MicroRNAs (miRNAs) are small noncoding RNAs that regulate gene expression by post-transcriptional repression of their mRNA targets [Citation1]. The first evidence of miRNAs involvement in cancer was reported in B cell chronic lymphocytic leukemia in 2002 [Citation2]. Currently, many miRNAs have proved to be dysregulated in many different types of cancers. They can act as oncogenes or tumor suppressor genes, leading to the initiation and progression of malignancies by affecting apoptosis, invasion and angiogenesis [Citation3]. Today, a number of miRNA-targeted therapeutics have reached clinical development, including a mimic of the tumor suppressor miR-34 that is currently in Phase I clinical trials for treating cancer. In addition, antimiRs targeted at miR-122 have reached Phase II trials for treating hepatitis C infection by downregulation of the replication of hepatitis C virus RNA genome [Citation4]. After discovery of circulating miRNAs in body fluids including serum or plasma, they were quickly introduced as potential noninvasive diagnostic and prognostic biomarkers in many diseases including cancer [Citation5]. After some promising initial results, it became apparent that the precise quantification of circulating miRNAs was more challenging than expected. So far, in spite of many publications in the past decade, miRNA research has not resulted in validated cancer biomarkers [Citation5,Citation6]. The question is why the introduced miRNA biomarkers are not consistent even in a specific cancer. Will it be possible to translate miRNA biomarkers from bench to the clinic?

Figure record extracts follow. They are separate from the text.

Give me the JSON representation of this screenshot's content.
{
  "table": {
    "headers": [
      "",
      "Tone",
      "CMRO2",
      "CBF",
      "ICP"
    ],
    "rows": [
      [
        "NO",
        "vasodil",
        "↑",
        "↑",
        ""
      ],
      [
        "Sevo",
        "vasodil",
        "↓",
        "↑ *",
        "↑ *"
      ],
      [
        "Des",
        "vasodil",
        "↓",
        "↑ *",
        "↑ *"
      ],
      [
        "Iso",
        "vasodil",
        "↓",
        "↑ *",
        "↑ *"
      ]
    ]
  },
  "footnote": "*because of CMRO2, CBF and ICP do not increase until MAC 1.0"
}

Numerous reports have been shown that the validation of miRNA biomarkers to be unsuccessful, which could be explained by differences in methodology of the studies, the lack of standard methods for normalization, miRNA processing and the inability to discriminate among closely related miRNAs [Citation7]. Methodological challenges including pre- and postanalytical variables have strong impact on the results and may lead to even contradictory findings [Citation6,Citation7]. Pre-analytical variables are considered as potential causes of inconsistency in miRNA experiments, including samples collection, processing, method of extraction and quality control [Citation8]. The main challenge of post-analytical level is data normalization [Citation9].

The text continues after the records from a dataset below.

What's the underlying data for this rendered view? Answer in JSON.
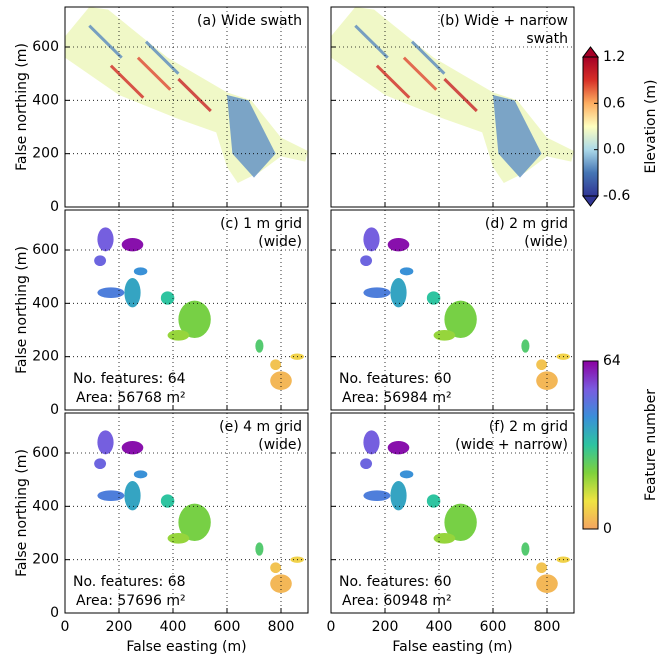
{
  "chart_data": [
    {
      "type": "map",
      "image": "elevation",
      "title": [
        "(a) Wide swath"
      ],
      "xlim": [
        0,
        900
      ],
      "xticks": [
        0,
        200,
        400,
        600,
        800
      ],
      "ylim": [
        0,
        750
      ],
      "yticks": [
        0,
        200,
        400,
        600
      ],
      "ylabel": "False northing (m)"
    },
    {
      "type": "map",
      "image": "elevation",
      "title": [
        "(b) Wide + narrow",
        "swath"
      ],
      "xlim": [
        0,
        900
      ],
      "xticks": [
        0,
        200,
        400,
        600,
        800
      ],
      "ylim": [
        0,
        750
      ],
      "yticks": [
        0,
        200,
        400,
        600
      ]
    },
    {
      "type": "map",
      "image": "features",
      "title": [
        "(c) 1 m grid",
        "(wide)"
      ],
      "annotations": [
        "No. features: 64",
        "Area: 56768 m²"
      ],
      "xlim": [
        0,
        900
      ],
      "xticks": [
        0,
        200,
        400,
        600,
        800
      ],
      "ylim": [
        0,
        750
      ],
      "yticks": [
        0,
        200,
        400,
        600
      ],
      "ylabel": "False northing (m)"
    },
    {
      "type": "map",
      "image": "features",
      "title": [
        "(d) 2 m grid",
        "(wide)"
      ],
      "annotations": [
        "No. features: 60",
        "Area: 56984 m²"
      ],
      "xlim": [
        0,
        900
      ],
      "xticks": [
        0,
        200,
        400,
        600,
        800
      ],
      "ylim": [
        0,
        750
      ],
      "yticks": [
        0,
        200,
        400,
        600
      ]
    },
    {
      "type": "map",
      "image": "features",
      "title": [
        "(e) 4 m grid",
        "(wide)"
      ],
      "annotations": [
        "No. features: 68",
        "Area: 57696 m²"
      ],
      "xlim": [
        0,
        900
      ],
      "xticks": [
        0,
        200,
        400,
        600,
        800
      ],
      "ylim": [
        0,
        750
      ],
      "yticks": [
        0,
        200,
        400,
        600
      ],
      "ylabel": "False northing (m)",
      "xlabel": "False easting (m)"
    },
    {
      "type": "map",
      "image": "features",
      "title": [
        "(f) 2 m grid",
        "(wide + narrow)"
      ],
      "annotations": [
        "No. features: 60",
        "Area: 60948 m²"
      ],
      "xlim": [
        0,
        900
      ],
      "xticks": [
        0,
        200,
        400,
        600,
        800
      ],
      "ylim": [
        0,
        750
      ],
      "yticks": [
        0,
        200,
        400,
        600
      ],
      "xlabel": "False easting (m)"
    },
    {
      "type": "colorbar",
      "label": "Elevation (m)",
      "extend": true,
      "ylim": [
        -0.6,
        1.2
      ],
      "yticks": [
        1.2,
        0.6,
        {
          "value": 0,
          "label": "0.0"
        },
        -0.6
      ],
      "colors": [
        "#313695",
        "#4575b4",
        "#abd9e9",
        "#ffffbf",
        "#fdae61",
        "#d73027",
        "#a50026"
      ]
    },
    {
      "type": "colorbar",
      "label": "Feature number",
      "ylim": [
        0,
        64
      ],
      "yticks": [
        0,
        64
      ],
      "colors": [
        "#f4a460",
        "#f0e442",
        "#7fd13b",
        "#2ec4a0",
        "#3a8fd9",
        "#7a5be0",
        "#8b00a0"
      ]
    }
  ]
}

The main circulating miRNAs sources are extracellular vesicles that shed into the blood from many cell types. Association of miRNAs with proteins and their small size prevents degradation by RNAses and enhance their stability in blood, making them a good candidate in biomarker research. However, extraction and analysis of miRNAs from these extracellular vesicles may present challenges [Citation10]. During the storage period, miRNAs are released from blood cells and could lead to false results. The results could be significantly different depending on whether plasma or serum is used. Therefore, the protocols should be standardized for sample collection, storage and processing. The commonly used anticoagulants for plasma collection are EDTA, citrate or heparin. It should be noted that some anticoagulants such as heparin inhibits the reverse transcriptase and DNA polymerase enzymes [Citation7]. The level of circulating miRNAs is confounded by many factors such as age, gender, ethnicity, drugs and smoking [Citation9]. Knowing the influence of confounding factors such as age and gender on specific miRNAs levels could help the researchers to better measure the diagnostic or prognostic value of miRNAs in a given context, for example in childhood cancers that belong to a certain age group [Citation11].

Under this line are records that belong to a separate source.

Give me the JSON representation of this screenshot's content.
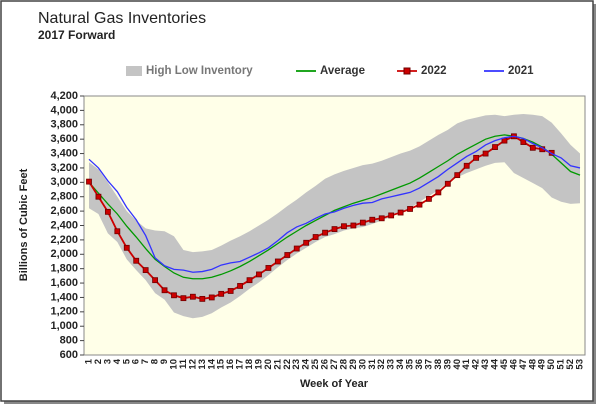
{
  "chart_data": {
    "type": "line",
    "title": "Natural Gas Inventories",
    "subtitle": "2017 Forward",
    "ylabel": "Billions of Cubic Feet",
    "xlabel": "Week of Year",
    "categories": [
      "1",
      "2",
      "3",
      "4",
      "5",
      "6",
      "7",
      "8",
      "9",
      "10",
      "11",
      "12",
      "13",
      "14",
      "15",
      "16",
      "17",
      "18",
      "19",
      "20",
      "21",
      "22",
      "23",
      "24",
      "25",
      "26",
      "27",
      "28",
      "29",
      "30",
      "31",
      "32",
      "33",
      "34",
      "35",
      "36",
      "37",
      "38",
      "39",
      "40",
      "41",
      "42",
      "43",
      "44",
      "45",
      "46",
      "47",
      "48",
      "49",
      "50",
      "51",
      "52",
      "53"
    ],
    "ylim": [
      600,
      4200
    ],
    "yticks": [
      {
        "value": 600,
        "label": "600"
      },
      {
        "value": 800,
        "label": "800"
      },
      {
        "value": 1000,
        "label": "1,000"
      },
      {
        "value": 1200,
        "label": "1,200"
      },
      {
        "value": 1400,
        "label": "1,400"
      },
      {
        "value": 1600,
        "label": "1,600"
      },
      {
        "value": 1800,
        "label": "1,800"
      },
      {
        "value": 2000,
        "label": "2,000"
      },
      {
        "value": 2200,
        "label": "2,200"
      },
      {
        "value": 2400,
        "label": "2,400"
      },
      {
        "value": 2600,
        "label": "2,600"
      },
      {
        "value": 2800,
        "label": "2,800"
      },
      {
        "value": 3000,
        "label": "3,000"
      },
      {
        "value": 3200,
        "label": "3,200"
      },
      {
        "value": 3400,
        "label": "3,400"
      },
      {
        "value": 3600,
        "label": "3,600"
      },
      {
        "value": 3800,
        "label": "3,800"
      },
      {
        "value": 4000,
        "label": "4,000"
      },
      {
        "value": 4200,
        "label": "4,200"
      }
    ],
    "band": {
      "name": "High Low Inventory",
      "color": "#c4c4c4",
      "high": [
        3280,
        3180,
        3000,
        2800,
        2600,
        2470,
        2360,
        2330,
        2320,
        2250,
        2060,
        2030,
        2040,
        2060,
        2120,
        2190,
        2250,
        2320,
        2400,
        2480,
        2570,
        2670,
        2760,
        2860,
        2950,
        3050,
        3110,
        3160,
        3200,
        3240,
        3260,
        3300,
        3350,
        3400,
        3440,
        3500,
        3580,
        3660,
        3730,
        3820,
        3870,
        3900,
        3930,
        3940,
        3920,
        3940,
        3950,
        3940,
        3920,
        3830,
        3680,
        3520,
        3400
      ],
      "low": [
        2640,
        2560,
        2290,
        2170,
        1930,
        1780,
        1640,
        1460,
        1370,
        1190,
        1140,
        1110,
        1130,
        1180,
        1260,
        1330,
        1420,
        1520,
        1610,
        1710,
        1820,
        1920,
        2010,
        2090,
        2170,
        2240,
        2280,
        2330,
        2360,
        2380,
        2420,
        2470,
        2520,
        2580,
        2640,
        2730,
        2810,
        2890,
        3000,
        3070,
        3130,
        3180,
        3230,
        3270,
        3280,
        3130,
        3060,
        2990,
        2920,
        2790,
        2730,
        2700,
        2710
      ]
    },
    "series": [
      {
        "name": "Average",
        "color": "#009900",
        "values": [
          3000,
          2850,
          2700,
          2560,
          2390,
          2240,
          2080,
          1930,
          1830,
          1740,
          1680,
          1660,
          1660,
          1680,
          1720,
          1770,
          1830,
          1900,
          1980,
          2060,
          2150,
          2240,
          2320,
          2400,
          2470,
          2540,
          2610,
          2660,
          2710,
          2750,
          2790,
          2840,
          2890,
          2940,
          2990,
          3060,
          3140,
          3220,
          3300,
          3390,
          3460,
          3530,
          3600,
          3640,
          3660,
          3640,
          3610,
          3560,
          3490,
          3390,
          3270,
          3150,
          3100
        ]
      },
      {
        "name": "2022",
        "color": "#cc0000",
        "marker": "square",
        "values": [
          3010,
          2800,
          2590,
          2320,
          2090,
          1910,
          1780,
          1640,
          1500,
          1430,
          1390,
          1410,
          1380,
          1400,
          1450,
          1490,
          1560,
          1640,
          1720,
          1810,
          1900,
          1990,
          2080,
          2160,
          2240,
          2300,
          2350,
          2390,
          2400,
          2440,
          2480,
          2500,
          2540,
          2580,
          2630,
          2690,
          2770,
          2860,
          2980,
          3100,
          3230,
          3340,
          3400,
          3490,
          3580,
          3640,
          3560,
          3480,
          3460,
          3410,
          null,
          null,
          null
        ]
      },
      {
        "name": "2021",
        "color": "#3333ff",
        "values": [
          3320,
          3200,
          3020,
          2870,
          2650,
          2480,
          2260,
          1950,
          1840,
          1790,
          1780,
          1750,
          1760,
          1790,
          1850,
          1880,
          1900,
          1960,
          2020,
          2090,
          2190,
          2300,
          2380,
          2430,
          2500,
          2560,
          2590,
          2640,
          2680,
          2710,
          2720,
          2770,
          2800,
          2830,
          2860,
          2920,
          3000,
          3080,
          3180,
          3270,
          3360,
          3430,
          3520,
          3580,
          3620,
          3640,
          3610,
          3540,
          3480,
          3400,
          3340,
          3230,
          3200
        ]
      }
    ]
  }
}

One of the major factors limiting the use of miRNAs as a diagnostic tool in clinical settings is associated with the fact that frequently reported miRNA biomarkers are detected in patients with different tumor types. For example, the upregulation of circulating miR-21 has been found in patients with colorectal, lung, breast, prostate, liver, esophageal and endometrial cancers [Citation12]. Additionally, the results are not consistent even among very similar studies of the same diseases [Citation13]. Down-regulation of miRNA in tumors might result from genetic alterations or epigenetic silencing, but in circulation, this could happen only if the tumor negatively affected expression of the miRNA(s) in other cells or decreased the stability of the miRNA(s) in circulation. In other words, reductions in circulating miRNAs could be attributed as nonspecific responses to the presence of cancer. Furthermore, tumor burden cannot be correlated with the upregulation of circulating miRNAs. Due to the dilution effects of blood only a small number of tumors, for example late-stage tumors, result in measurable over expression of specific miRNA in the blood. Accordingly, it is more likely that any up-regulation of circulating miRNAs is also the result of response(s) to the presence of cancer [Citation13].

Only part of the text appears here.